Verkehrsrecht

Entziehung der Fahrerlaubnis wegen regelmäßigen Cannabiskonsums

Aktenzeichen  11 CS 19.2070

Datum:
5.12.2019
Rechtsgebiet:
Fundstelle:
BeckRS – 2019, 32438
Gerichtsart:
VGH
Gerichtsort:
München
Rechtsweg:
Verwaltungsgerichtsbarkeit
Normen:
StVG § 2a Abs. 2 S. 1 Nr. 1, Abs. 2a, Abs. 4 S. 1, § 3 Abs. 1 S. 1
FeV § 14 Abs. 1 S. 3, § 46 Abs. 1 S. 1, § 47 Abs. 1
BayVwVfG Art. 25 Abs. 1, Art. 46
VwGO § 80 Abs. 5, § 146 Abs. 4

 

Leitsatz

1. Einem Verbot ein Gutachten für die Entscheidung über die Fahrerlaubnisentziehung zu verwerten, steht regelmäßig das Interesse der Allgemeinheit entgegen, vor Kraftfahrern geschützt zu werden, die sich aufgrund festgestellter Tatsachen als ungeeignet erwiesen haben (vgl.
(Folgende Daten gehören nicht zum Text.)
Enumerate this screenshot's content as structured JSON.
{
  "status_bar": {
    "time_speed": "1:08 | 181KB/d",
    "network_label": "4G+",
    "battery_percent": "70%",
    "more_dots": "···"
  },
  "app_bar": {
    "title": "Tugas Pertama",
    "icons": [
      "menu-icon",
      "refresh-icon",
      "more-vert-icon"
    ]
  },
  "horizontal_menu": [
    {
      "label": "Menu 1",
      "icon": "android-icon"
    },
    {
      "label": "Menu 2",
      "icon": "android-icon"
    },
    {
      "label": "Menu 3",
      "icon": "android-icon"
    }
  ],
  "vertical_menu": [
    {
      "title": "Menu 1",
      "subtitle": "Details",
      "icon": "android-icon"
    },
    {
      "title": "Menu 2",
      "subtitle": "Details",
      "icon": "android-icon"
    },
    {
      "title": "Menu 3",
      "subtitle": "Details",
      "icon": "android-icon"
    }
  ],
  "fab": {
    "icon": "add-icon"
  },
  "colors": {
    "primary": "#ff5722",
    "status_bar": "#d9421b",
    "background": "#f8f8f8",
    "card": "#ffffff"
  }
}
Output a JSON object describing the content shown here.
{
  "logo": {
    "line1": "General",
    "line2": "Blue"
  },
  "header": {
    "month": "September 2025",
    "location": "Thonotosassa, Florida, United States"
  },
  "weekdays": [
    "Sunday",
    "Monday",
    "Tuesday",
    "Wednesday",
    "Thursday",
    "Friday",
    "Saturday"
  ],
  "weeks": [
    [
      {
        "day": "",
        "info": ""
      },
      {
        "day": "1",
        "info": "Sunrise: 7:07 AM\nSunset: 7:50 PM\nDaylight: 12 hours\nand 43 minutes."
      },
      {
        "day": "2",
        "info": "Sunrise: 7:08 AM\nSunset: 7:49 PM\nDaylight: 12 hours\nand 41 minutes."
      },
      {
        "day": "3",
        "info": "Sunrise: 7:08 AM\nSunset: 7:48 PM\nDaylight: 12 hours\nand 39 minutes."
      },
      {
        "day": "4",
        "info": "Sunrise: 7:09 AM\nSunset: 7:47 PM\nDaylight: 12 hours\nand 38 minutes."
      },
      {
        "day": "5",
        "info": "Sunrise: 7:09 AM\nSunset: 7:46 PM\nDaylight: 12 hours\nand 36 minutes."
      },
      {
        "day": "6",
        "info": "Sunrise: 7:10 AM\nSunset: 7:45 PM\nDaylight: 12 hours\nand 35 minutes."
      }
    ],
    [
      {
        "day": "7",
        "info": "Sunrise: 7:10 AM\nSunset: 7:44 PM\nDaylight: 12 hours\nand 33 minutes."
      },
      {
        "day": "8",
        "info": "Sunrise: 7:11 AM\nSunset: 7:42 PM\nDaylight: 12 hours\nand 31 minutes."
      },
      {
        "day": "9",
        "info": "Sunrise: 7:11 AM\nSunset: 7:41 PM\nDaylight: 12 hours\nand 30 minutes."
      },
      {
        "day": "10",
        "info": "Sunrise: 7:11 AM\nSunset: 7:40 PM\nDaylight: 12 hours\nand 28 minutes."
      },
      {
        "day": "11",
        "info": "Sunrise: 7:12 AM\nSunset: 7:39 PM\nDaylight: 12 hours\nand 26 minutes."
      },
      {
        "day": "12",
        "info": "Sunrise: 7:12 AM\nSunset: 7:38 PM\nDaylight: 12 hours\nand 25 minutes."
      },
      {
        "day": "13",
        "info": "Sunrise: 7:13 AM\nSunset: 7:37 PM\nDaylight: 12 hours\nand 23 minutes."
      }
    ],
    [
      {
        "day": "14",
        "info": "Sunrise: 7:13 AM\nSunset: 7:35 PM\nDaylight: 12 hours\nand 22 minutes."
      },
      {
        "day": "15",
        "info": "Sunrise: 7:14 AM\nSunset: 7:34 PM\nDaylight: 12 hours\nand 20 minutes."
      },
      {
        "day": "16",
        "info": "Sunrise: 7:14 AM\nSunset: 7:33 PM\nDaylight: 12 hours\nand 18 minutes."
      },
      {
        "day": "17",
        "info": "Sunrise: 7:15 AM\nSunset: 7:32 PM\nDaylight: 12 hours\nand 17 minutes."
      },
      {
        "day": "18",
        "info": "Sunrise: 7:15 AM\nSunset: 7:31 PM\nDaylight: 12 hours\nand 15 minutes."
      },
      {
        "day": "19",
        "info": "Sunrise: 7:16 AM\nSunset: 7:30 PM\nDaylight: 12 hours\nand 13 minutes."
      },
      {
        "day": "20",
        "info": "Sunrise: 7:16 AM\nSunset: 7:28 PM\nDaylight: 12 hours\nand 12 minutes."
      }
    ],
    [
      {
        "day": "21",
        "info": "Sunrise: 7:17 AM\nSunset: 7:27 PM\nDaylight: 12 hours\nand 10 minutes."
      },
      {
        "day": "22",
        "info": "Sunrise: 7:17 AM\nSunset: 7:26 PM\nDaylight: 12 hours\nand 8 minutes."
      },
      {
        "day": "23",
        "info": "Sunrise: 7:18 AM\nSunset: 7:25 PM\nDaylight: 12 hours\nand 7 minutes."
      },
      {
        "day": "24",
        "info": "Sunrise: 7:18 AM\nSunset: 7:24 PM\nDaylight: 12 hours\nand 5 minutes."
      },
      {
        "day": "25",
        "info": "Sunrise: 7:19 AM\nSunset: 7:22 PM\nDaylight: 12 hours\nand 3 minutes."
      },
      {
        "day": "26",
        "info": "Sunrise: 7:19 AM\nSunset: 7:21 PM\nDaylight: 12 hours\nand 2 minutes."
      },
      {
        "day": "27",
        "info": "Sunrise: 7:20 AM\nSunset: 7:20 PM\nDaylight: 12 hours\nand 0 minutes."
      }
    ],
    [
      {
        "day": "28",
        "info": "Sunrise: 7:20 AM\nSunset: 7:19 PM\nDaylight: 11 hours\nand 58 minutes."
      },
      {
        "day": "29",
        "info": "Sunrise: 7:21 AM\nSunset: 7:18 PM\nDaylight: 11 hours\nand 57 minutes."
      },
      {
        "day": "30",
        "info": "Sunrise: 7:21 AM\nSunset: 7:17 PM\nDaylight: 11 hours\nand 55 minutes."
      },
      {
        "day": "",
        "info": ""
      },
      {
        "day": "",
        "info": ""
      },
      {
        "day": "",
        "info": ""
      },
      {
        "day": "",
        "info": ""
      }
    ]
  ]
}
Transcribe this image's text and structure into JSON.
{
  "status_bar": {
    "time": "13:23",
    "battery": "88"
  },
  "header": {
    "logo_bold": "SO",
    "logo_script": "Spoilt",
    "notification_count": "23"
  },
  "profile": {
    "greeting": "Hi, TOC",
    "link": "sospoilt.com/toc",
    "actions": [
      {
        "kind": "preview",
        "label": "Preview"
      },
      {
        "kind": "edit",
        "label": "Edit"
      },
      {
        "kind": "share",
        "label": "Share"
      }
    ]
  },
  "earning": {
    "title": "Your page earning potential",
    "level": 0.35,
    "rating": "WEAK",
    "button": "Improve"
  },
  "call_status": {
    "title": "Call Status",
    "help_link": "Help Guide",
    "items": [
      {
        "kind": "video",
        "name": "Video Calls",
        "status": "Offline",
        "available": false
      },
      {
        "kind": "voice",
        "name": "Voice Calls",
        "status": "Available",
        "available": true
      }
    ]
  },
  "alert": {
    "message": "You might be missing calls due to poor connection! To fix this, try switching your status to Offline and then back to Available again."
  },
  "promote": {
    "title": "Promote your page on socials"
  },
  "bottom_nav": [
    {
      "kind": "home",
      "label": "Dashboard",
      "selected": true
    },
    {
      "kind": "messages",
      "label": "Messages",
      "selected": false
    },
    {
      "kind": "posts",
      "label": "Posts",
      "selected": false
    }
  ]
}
VGH München BeckRS 2018, 28753). (Rn. 15) (redaktioneller Leitsatz)
2. Selbst wenn ein Gutachten unter Verstoß gegen die behördlichen Aufklärungs- und Belehrungspflichten erlangt worden sein sollte, könnte ein Folgenbeseitigungsanspruch wegen falscher Auskunftserteilung oder falscher Beratung allenfalls im Ausnahmefall in Betracht kommen. (Rn. 16) (redaktioneller Leitsatz)
3. Die Behörde darf zwar aus eigenen oder ihr zuzurechnenden Fehlern, Unklarheiten oder Versäumnissen keine Verfahrensnachteile für die Beteiligten ableiten, ein allgemeiner Vertrauensschutz, von den Folgen einer falschen Auskunft befreit zu werden, besteht aber nicht. (Rn. 12) (redaktioneller Leitsatz)
4. Es obliegt dem Verwaltungsgericht, im Hauptsacheverfahren aufzuklären, ob dem Antragsteller ggf. nur eine falsche Auskunft erteilt oder ob er bewusst getäuscht worden ist. Lässt sich dies nicht aufklären, geht dies zu Lasten des Antragstellers, denn er beruft sich darauf, dass er falsch beraten worden sei.  (Rn. 18) (redaktioneller Leitsatz)

Verfahrensgang

Au 7 S 19.837 2019-09-18 Bes VGAUGSBURG VG Augsburg

Tenor

I. Die Beschwerde wird zurückgewiesen.
II. Der Antragsteller trägt die Kosten des Beschwerdeverfahrens.
III. Der Streitwert für das Beschwerdeverfahren wird auf 2.500,- Euro festgesetzt.

Gründe

I.
Der im Jahr 1997 geborene Antragsteller wendet sich gegen die sofortige Vollziehbarkeit der Entziehung seiner Fahrerlaubnis der Klassen B, AM und L, die ihm am 29. Januar 2015 (BF 17) erteilt worden ist.
Das Bayerische Polizeiverwaltungsamt erließ gegen den Antragsteller am 1. Februar 2017 einen Bußgeldbescheid, rechtskräftig seit 18. Februar 2017, wegen einer Fahrt mit einem Kraftfahrzeug unter Cannabiseinfluss. Gemäß dem Gutachten des Instituts für Rechtsmedizin des Universitätsklinikums Bonn vom 12. Januar 2017 wurden im Blut des Antragstellers 6,2 ng/ml Tetrahydrocannabinol (THC) festgestellt.
Das Landratsamt A.-F. (im Folgenden: Landratsamt) entzog dem Antragsteller daraufhin mit Bescheid vom 27. April 2017 sofort vollziehbar die Fahrerlaubnis. Das Verwaltungsgericht Augsburg hob den Entziehungsbescheid mit Gerichtsbescheid vom 13. November 2018 (Az. Au 7 K 17.838) auf, nachdem der Antragsteller ein besonderes Aufbauseminar nach § 2a Abs. 2 Satz 1 Nr. 1, § 2b Abs. 2 Satz 2 StVG i.V.m. §§ 35, 36 FeV absolviert hatte. Dieses Seminar hatte der Senat als Auflage im Beschwerdeverfahren bezüglich der aufschiebenden Wirkung der Klage gegen den Bescheid vom 27. April 2017 angeordnet (B.v. 8.11.2017 – 11 CS 17.1850).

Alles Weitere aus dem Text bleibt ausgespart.